The use of CEUS has been proposed for with the evaluation of adhesive capsulitis⁽²⁷⁾. Adhesive capsulitis, also referred to as frozen shoulder, presents with an insidious onset and shoulder pain with a range of motion globally restricted. Accurate diagnosis can be challenging because imaging findings are usually unremarkable⁽²⁷⁾. According to the literature, there have been few studies investigating AC with CEUS after the administration of microbubble-based ultrasound contrast agents (SonoVue), both intravenously (to facilitate microcirculation detection) and intraarticularly (US arthrography)⁽²⁸⁾. Filling defects and enhanced synovial microcirculation of the joint cavity may be considered a useful sign to indicate AC. However, only limited data are available, and further investigations are needed. Another study reported the use of CEUS for preoperative deltoid assessments, as a predictor of shoulder dysfunction after reverse shoulder arthroplasty (RSA)⁽²⁹⁾. The deltoid, in fact, represents the main muscle for elevation and abduction after RSA. CEUS allows dynamic quantification of perfusion in muscle and, therefore, represents a functional real-time biomarker of muscle vitality. Perfusion of the deltoid quantified by CEUS significantly correlated with postoperative shoulder function. Preoperative deltoid dynamic perfusion (PE) revealed a significant correlation with deltoid function after RSA. It might also be useful to detect adaptation processes of the deltoid after RSA, without the drawback of MR metal artifacts⁽²⁹⁾.

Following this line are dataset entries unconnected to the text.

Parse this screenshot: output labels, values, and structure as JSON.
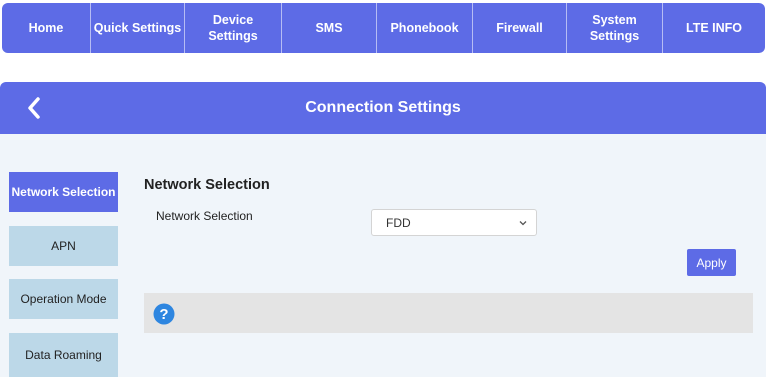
{
  "nav": {
    "items": [
      {
        "label": "Home"
      },
      {
        "label": "Quick Settings"
      },
      {
        "label": "Device Settings"
      },
      {
        "label": "SMS"
      },
      {
        "label": "Phonebook"
      },
      {
        "label": "Firewall"
      },
      {
        "label": "System\nSettings"
      },
      {
        "label": "LTE INFO"
      }
    ]
  },
  "header": {
    "title": "Connection Settings",
    "back_icon": "chevron-left-icon"
  },
  "sidebar": {
    "items": [
      {
        "label": "Network Selection",
        "active": true
      },
      {
        "label": "APN"
      },
      {
        "label": "Operation Mode"
      },
      {
        "label": "Data Roaming"
      }
    ]
  },
  "main": {
    "section_title": "Network Selection",
    "field_label": "Network Selection",
    "select_value": "FDD",
    "apply_label": "Apply",
    "help_icon": "question-circle-icon"
  },
  "colors": {
    "accent": "#5d6be6",
    "sidebar_inactive": "#bcd8e8",
    "panel_bg": "#f0f5fa",
    "help_bar": "#e4e4e4",
    "help_icon": "#2e86e0"
  }
}
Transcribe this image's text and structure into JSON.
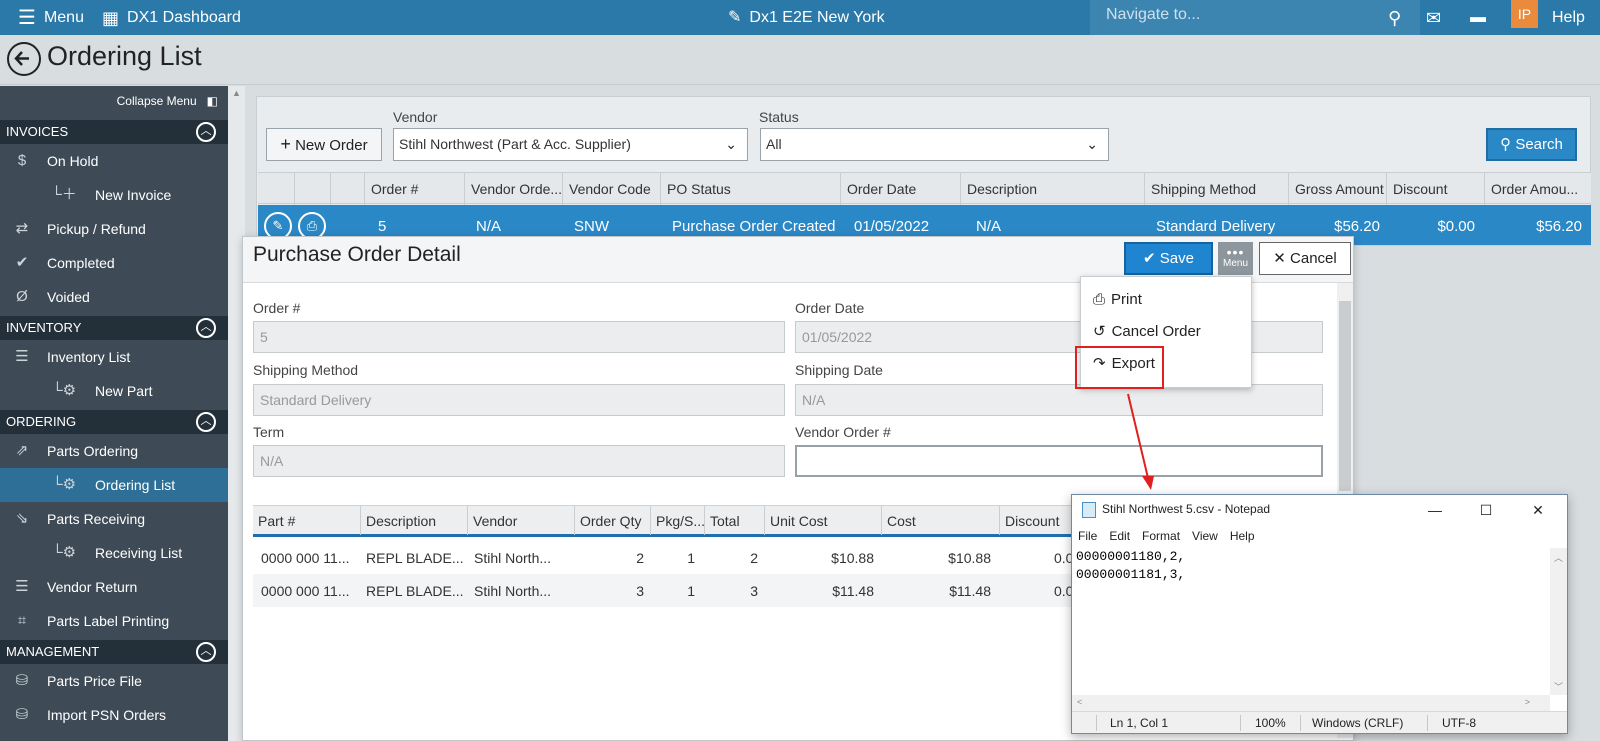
{
  "topbar": {
    "menu_label": "Menu",
    "dashboard_label": "DX1 Dashboard",
    "store_label": "Dx1 E2E New York",
    "nav_placeholder": "Navigate to...",
    "user_initials": "IP",
    "help_label": "Help"
  },
  "page": {
    "title": "Ordering List"
  },
  "sidebar": {
    "collapse_label": "Collapse Menu",
    "sections": {
      "invoices": "INVOICES",
      "inventory": "INVENTORY",
      "ordering": "ORDERING",
      "management": "MANAGEMENT"
    },
    "items": {
      "on_hold": "On Hold",
      "new_invoice": "New Invoice",
      "pickup_refund": "Pickup / Refund",
      "completed": "Completed",
      "voided": "Voided",
      "inventory_list": "Inventory List",
      "new_part": "New Part",
      "parts_ordering": "Parts Ordering",
      "ordering_list": "Ordering List",
      "parts_receiving": "Parts Receiving",
      "receiving_list": "Receiving List",
      "vendor_return": "Vendor Return",
      "parts_label_printing": "Parts Label Printing",
      "parts_price_file": "Parts Price File",
      "import_psn_orders": "Import PSN Orders"
    }
  },
  "filters": {
    "new_order_label": "New Order",
    "vendor_label": "Vendor",
    "vendor_value": "Stihl Northwest (Part & Acc. Supplier)",
    "status_label": "Status",
    "status_value": "All",
    "search_label": "Search"
  },
  "orders_grid": {
    "columns": [
      "Order #",
      "Vendor Orde...",
      "Vendor Code",
      "PO Status",
      "Order Date",
      "Description",
      "Shipping Method",
      "Gross Amount",
      "Discount",
      "Order Amou..."
    ],
    "row": {
      "order_no": "5",
      "vendor_order": "N/A",
      "vendor_code": "SNW",
      "po_status": "Purchase Order Created",
      "order_date": "01/05/2022",
      "description": "N/A",
      "shipping_method": "Standard Delivery",
      "gross_amount": "$56.20",
      "discount": "$0.00",
      "order_amount": "$56.20"
    }
  },
  "modal": {
    "title": "Purchase Order Detail",
    "save_label": "Save",
    "menu_label": "Menu",
    "cancel_label": "Cancel",
    "fields": {
      "order_no_label": "Order #",
      "order_no_value": "5",
      "order_date_label": "Order Date",
      "order_date_value": "01/05/2022",
      "shipping_method_label": "Shipping Method",
      "shipping_method_value": "Standard Delivery",
      "shipping_date_label": "Shipping Date",
      "shipping_date_value": "N/A",
      "term_label": "Term",
      "term_value": "N/A",
      "vendor_order_label": "Vendor Order #",
      "vendor_order_value": ""
    },
    "dropdown": {
      "print": "Print",
      "cancel_order": "Cancel Order",
      "export": "Export"
    },
    "parts": {
      "columns": [
        "Part #",
        "Description",
        "Vendor",
        "Order Qty",
        "Pkg/S...",
        "Total",
        "Unit Cost",
        "Cost",
        "Discount"
      ],
      "rows": [
        {
          "part": "0000 000 11...",
          "description": "REPL BLADE...",
          "vendor": "Stihl North...",
          "qty": "2",
          "pkg": "1",
          "total": "2",
          "unit_cost": "$10.88",
          "cost": "$10.88",
          "discount": "0.0"
        },
        {
          "part": "0000 000 11...",
          "description": "REPL BLADE...",
          "vendor": "Stihl North...",
          "qty": "3",
          "pkg": "1",
          "total": "3",
          "unit_cost": "$11.48",
          "cost": "$11.48",
          "discount": "0.0"
        }
      ]
    }
  },
  "notepad": {
    "title": "Stihl Northwest 5.csv - Notepad",
    "menu": [
      "File",
      "Edit",
      "Format",
      "View",
      "Help"
    ],
    "content": "00000001180,2,\n00000001181,3,",
    "status": {
      "position": "Ln 1, Col 1",
      "zoom": "100%",
      "line_endings": "Windows (CRLF)",
      "encoding": "UTF-8"
    }
  },
  "colors": {
    "topbar": "#2b79a8",
    "sidebar": "#3e4b56",
    "accent": "#2b88c6",
    "highlight": "#e02020"
  }
}
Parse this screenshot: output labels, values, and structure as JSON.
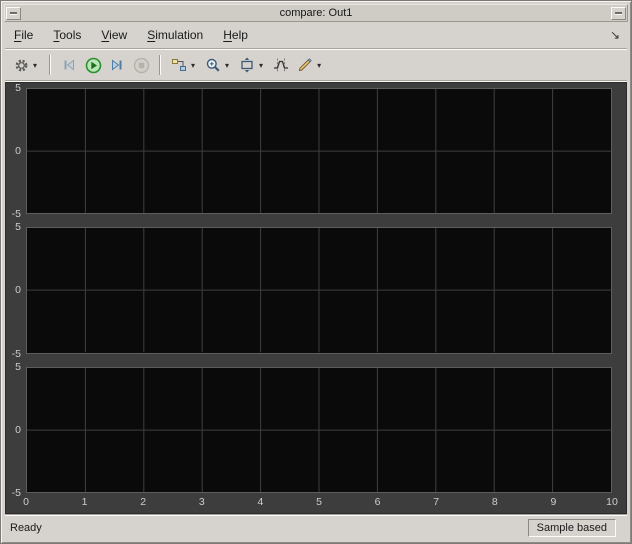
{
  "window": {
    "title": "compare: Out1",
    "bg": "#d6d3ce"
  },
  "titlebar": {
    "left_button": "window-menu",
    "right_button": "window-restore"
  },
  "menubar": {
    "items": [
      {
        "label": "File",
        "mnemonic_index": 0
      },
      {
        "label": "Tools",
        "mnemonic_index": 0
      },
      {
        "label": "View",
        "mnemonic_index": 0
      },
      {
        "label": "Simulation",
        "mnemonic_index": 0
      },
      {
        "label": "Help",
        "mnemonic_index": 0
      }
    ],
    "dock_arrow": "↘"
  },
  "toolbar": {
    "buttons": [
      {
        "id": "configuration",
        "icon": "gear-icon",
        "dropdown": true
      },
      {
        "separator": true
      },
      {
        "id": "step-back",
        "icon": "step-back-icon",
        "disabled": true
      },
      {
        "id": "run",
        "icon": "run-icon"
      },
      {
        "id": "step-forward",
        "icon": "step-forward-icon"
      },
      {
        "id": "stop",
        "icon": "stop-icon",
        "disabled": true
      },
      {
        "separator": true
      },
      {
        "id": "signal-selector",
        "icon": "signal-selector-icon",
        "dropdown": true
      },
      {
        "id": "zoom",
        "icon": "zoom-icon",
        "dropdown": true
      },
      {
        "id": "scale-axes",
        "icon": "autoscale-icon",
        "dropdown": true
      },
      {
        "id": "cursor-measurements",
        "icon": "cursor-measurements-icon"
      },
      {
        "id": "style",
        "icon": "brush-icon",
        "dropdown": true
      }
    ],
    "colors": {
      "run_green": "#2e8f2e",
      "step_blue": "#4f7da6",
      "disabled_gray": "#9b988f"
    }
  },
  "scope": {
    "canvas_bg": "#3d3d3d",
    "plot_bg": "#0a0a0a",
    "grid_color": "#3f3f3f",
    "tick_color": "#cdcdcd",
    "axes_count": 3,
    "y_ticks": [
      "5",
      "0",
      "-5"
    ],
    "x_ticks": [
      "0",
      "1",
      "2",
      "3",
      "4",
      "5",
      "6",
      "7",
      "8",
      "9",
      "10"
    ]
  },
  "chart_data": [
    {
      "type": "line",
      "title": "",
      "xlabel": "",
      "ylabel": "",
      "xlim": [
        0,
        10
      ],
      "ylim": [
        -5,
        5
      ],
      "series": [],
      "grid": true,
      "legend": false
    },
    {
      "type": "line",
      "title": "",
      "xlabel": "",
      "ylabel": "",
      "xlim": [
        0,
        10
      ],
      "ylim": [
        -5,
        5
      ],
      "series": [],
      "grid": true,
      "legend": false
    },
    {
      "type": "line",
      "title": "",
      "xlabel": "",
      "ylabel": "",
      "xlim": [
        0,
        10
      ],
      "ylim": [
        -5,
        5
      ],
      "series": [],
      "grid": true,
      "legend": false
    }
  ],
  "statusbar": {
    "left": "Ready",
    "right": "Sample based"
  }
}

Among techniques for characterizing contractile properties of muscle tissue, US technique equipped with automatic speckle-tracking software is a non-invasive method for determining the contractile properties of muscle tissue. It has been used for measuring muscle strain in vivo in the asymptomatic adult shoulder during isometric submaximal contractions of the brachial biceps and supraspinatus muscles. The software detects reflected scattered signals (speckles) within the muscle tissue. Based on the unique movement of these speckles, it is possible to calculate muscle strain as the absolute shortening between two speckles divided by the distance between the speckles⁽³⁰⁾. However, further studies are needed to explore the potential of the technique.